In this notebook, we will cover:

- **Mean**: The average value of a dataset.
- **Median**: The middle value, which separates the data into two halves.
- **Mode**: The most frequently occurring value(s) in the dataset.
- **Standard Deviation**: A measure of the spread of data from the mean.
- **Variance**: The square of the standard deviation, representing data dispersion.


## 1. Mean, Median, and Mode

These are measures of central tendency, which describe where most data points in a dataset tend to cluster.

- **Mean** is calculated by summing all values and dividing by the number of values.
- **Median** is the middle value of a sorted dataset (or the average of two middle values if the dataset has an even number of elements).
- **Mode** is the most frequently occurring value in the dataset.


In [6]:

import numpy as np
from scipy import stats

# Sample dataset
data = [5, 7, 3, 7, 9, 10, 6, 5, 8, 7, 5]

# Mean
mean = np.mean(data)
print("Mean:", mean)

# Median
median = np.median(data)
print("Median:", median)

# Mode
mode = stats.mode(data)
print("Mode:", mode.mode)


Mean: 6.545454545454546
Median: 7.0
Mode: 5



## 2. Standard Deviation and Variance

These are measures of dispersion, describing how spread out the values in a dataset are.

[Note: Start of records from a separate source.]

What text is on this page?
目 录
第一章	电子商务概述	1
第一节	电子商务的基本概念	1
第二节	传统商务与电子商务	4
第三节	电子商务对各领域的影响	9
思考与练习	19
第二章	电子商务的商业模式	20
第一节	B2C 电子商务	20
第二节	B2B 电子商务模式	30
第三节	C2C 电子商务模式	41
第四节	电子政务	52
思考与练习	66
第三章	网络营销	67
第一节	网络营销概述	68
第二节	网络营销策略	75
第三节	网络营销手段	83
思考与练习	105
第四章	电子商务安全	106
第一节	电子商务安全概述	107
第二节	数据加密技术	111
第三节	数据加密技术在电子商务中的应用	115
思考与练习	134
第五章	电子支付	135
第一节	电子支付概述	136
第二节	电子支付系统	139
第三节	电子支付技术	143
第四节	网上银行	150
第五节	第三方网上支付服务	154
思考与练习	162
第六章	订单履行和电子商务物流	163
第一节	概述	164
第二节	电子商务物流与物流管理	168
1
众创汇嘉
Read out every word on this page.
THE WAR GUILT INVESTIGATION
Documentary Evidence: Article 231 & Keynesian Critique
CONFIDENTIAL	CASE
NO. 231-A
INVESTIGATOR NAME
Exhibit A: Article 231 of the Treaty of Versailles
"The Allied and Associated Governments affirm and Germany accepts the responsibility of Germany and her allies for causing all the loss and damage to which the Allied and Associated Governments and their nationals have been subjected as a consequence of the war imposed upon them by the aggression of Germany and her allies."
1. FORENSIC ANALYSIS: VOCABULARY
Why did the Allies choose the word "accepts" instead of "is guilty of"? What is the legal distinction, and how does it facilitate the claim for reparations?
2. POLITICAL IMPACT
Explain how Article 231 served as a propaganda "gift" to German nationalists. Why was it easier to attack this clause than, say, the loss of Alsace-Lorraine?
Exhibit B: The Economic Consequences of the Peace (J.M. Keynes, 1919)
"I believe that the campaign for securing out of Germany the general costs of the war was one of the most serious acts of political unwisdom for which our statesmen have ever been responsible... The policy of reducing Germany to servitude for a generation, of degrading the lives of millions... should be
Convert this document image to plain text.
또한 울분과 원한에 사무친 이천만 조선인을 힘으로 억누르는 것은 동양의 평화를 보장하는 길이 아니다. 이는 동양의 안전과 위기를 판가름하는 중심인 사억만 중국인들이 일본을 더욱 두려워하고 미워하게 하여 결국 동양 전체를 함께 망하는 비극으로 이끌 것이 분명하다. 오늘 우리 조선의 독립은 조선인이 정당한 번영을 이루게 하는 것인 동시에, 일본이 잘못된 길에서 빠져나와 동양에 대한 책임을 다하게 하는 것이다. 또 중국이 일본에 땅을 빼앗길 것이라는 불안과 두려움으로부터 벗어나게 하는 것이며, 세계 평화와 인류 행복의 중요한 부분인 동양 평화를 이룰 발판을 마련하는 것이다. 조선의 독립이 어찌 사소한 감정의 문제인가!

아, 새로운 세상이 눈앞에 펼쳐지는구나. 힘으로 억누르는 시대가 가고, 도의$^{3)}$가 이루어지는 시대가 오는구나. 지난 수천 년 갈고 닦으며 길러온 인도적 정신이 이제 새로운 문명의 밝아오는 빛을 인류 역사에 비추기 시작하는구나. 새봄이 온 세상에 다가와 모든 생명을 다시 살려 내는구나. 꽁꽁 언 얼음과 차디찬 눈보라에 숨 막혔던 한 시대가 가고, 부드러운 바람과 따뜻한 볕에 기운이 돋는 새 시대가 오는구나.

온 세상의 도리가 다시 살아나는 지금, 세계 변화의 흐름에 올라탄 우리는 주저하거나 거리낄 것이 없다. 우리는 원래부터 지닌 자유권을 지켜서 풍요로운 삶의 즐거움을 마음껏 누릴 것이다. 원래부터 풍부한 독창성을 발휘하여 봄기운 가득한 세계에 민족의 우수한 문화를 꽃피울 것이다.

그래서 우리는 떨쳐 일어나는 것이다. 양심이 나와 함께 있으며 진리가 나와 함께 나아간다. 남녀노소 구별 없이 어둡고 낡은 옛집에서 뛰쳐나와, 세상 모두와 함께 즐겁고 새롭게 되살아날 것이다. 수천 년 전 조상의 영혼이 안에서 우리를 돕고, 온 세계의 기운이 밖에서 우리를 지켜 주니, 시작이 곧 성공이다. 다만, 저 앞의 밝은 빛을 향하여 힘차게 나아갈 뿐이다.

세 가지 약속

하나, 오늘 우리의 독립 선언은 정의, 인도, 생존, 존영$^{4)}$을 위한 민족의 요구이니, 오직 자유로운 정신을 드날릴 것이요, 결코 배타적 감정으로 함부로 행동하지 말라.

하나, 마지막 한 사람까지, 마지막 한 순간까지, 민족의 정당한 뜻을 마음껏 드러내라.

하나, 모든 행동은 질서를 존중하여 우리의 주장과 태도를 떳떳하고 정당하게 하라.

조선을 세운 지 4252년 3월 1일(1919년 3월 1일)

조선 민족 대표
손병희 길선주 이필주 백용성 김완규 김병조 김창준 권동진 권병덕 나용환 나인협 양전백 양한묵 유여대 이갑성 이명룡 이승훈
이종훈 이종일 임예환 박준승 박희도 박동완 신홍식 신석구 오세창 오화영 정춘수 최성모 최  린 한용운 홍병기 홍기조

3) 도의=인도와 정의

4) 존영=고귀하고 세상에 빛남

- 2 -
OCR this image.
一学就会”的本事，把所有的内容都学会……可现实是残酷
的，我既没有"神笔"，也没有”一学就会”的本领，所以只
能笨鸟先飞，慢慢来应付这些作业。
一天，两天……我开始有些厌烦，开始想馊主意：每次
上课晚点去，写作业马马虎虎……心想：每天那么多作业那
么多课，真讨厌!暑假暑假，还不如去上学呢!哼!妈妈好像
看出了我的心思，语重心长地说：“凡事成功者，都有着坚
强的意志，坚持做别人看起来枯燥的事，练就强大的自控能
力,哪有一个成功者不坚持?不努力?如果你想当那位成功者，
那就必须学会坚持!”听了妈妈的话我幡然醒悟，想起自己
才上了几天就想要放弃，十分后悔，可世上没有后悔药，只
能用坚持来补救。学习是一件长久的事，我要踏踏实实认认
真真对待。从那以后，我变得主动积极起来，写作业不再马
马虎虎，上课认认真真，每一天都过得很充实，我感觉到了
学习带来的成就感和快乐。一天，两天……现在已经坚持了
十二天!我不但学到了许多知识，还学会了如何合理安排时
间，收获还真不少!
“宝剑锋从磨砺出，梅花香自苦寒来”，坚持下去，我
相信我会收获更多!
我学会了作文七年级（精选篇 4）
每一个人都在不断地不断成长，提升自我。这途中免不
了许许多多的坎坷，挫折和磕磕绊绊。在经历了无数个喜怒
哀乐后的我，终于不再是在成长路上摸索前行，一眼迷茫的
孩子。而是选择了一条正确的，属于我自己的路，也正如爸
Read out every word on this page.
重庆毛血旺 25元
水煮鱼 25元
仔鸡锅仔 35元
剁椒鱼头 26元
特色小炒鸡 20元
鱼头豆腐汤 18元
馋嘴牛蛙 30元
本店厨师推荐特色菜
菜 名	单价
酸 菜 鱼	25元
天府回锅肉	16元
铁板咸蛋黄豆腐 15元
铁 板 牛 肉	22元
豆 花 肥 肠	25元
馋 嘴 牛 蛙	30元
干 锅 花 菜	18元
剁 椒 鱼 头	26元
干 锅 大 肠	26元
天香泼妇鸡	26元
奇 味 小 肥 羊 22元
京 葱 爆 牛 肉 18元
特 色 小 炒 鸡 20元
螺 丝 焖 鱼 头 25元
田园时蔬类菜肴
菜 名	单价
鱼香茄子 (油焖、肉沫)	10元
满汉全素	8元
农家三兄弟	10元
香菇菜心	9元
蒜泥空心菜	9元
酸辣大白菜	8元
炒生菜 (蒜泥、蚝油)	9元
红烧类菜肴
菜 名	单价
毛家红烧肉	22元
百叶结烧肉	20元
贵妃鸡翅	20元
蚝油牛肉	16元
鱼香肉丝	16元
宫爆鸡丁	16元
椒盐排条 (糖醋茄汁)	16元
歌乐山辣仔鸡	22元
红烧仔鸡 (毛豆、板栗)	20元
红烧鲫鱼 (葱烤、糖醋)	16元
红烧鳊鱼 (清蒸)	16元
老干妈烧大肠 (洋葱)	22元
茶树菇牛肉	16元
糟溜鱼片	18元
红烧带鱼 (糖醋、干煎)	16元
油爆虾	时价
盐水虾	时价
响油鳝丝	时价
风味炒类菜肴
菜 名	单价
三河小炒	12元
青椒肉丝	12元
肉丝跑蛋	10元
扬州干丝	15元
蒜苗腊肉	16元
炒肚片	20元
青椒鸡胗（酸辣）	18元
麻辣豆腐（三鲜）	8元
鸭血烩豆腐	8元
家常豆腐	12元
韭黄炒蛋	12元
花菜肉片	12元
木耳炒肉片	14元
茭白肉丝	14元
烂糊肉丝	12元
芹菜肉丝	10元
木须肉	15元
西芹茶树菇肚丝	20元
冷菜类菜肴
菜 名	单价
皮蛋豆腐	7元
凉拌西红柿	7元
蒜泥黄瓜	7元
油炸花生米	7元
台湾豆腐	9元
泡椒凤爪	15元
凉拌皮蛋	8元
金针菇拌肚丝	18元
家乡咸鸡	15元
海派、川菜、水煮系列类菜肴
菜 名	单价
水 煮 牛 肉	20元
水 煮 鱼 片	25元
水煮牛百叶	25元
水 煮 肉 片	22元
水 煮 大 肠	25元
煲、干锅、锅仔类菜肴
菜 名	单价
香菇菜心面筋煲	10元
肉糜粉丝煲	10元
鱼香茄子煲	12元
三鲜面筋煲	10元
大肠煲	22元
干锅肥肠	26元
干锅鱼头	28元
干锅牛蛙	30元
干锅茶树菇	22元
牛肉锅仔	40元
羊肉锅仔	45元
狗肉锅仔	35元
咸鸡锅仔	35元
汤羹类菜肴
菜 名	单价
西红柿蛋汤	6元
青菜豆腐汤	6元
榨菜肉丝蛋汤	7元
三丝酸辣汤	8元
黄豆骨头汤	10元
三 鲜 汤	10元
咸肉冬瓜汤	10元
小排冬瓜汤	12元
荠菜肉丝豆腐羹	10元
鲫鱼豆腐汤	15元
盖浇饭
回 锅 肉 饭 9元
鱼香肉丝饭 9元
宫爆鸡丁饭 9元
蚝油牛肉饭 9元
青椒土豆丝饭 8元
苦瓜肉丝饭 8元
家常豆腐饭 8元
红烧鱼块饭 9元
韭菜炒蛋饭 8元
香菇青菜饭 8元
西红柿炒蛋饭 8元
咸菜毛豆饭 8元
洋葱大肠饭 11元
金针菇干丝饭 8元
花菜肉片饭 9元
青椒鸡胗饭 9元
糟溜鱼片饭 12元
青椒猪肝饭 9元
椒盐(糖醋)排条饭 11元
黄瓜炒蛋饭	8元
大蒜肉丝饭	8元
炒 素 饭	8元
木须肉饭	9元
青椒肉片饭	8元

- **Standard Deviation** (\( \sigma \)) is the square root of the average squared deviation from the mean.
- **Variance** (\( \sigma^2 \)) is the average of the squared deviations from the mean.

Let's calculate the standard deviation and variance for our sample dataset.


In [7]:
# Standard Deviation
std_dev = np.std(data, ddof=1)  
print("Standard Deviation:", std_dev)

# Variance
variance = np.var(data, ddof=1)  
print("Variance:", variance)


Standard Deviation: 2.018099916438052
Variance: 4.072727272727273



## Summary

In this notebook, we covered:

- **Mean**: The average of the dataset.
- **Median**: The middle value in a sorted dataset.
- **Mode**: The most frequently occurring value in the dataset.
- **Standard Deviation**: A measure of the spread of data from the mean.
- **Variance**: The square of the standard deviation, indicating data dispersion.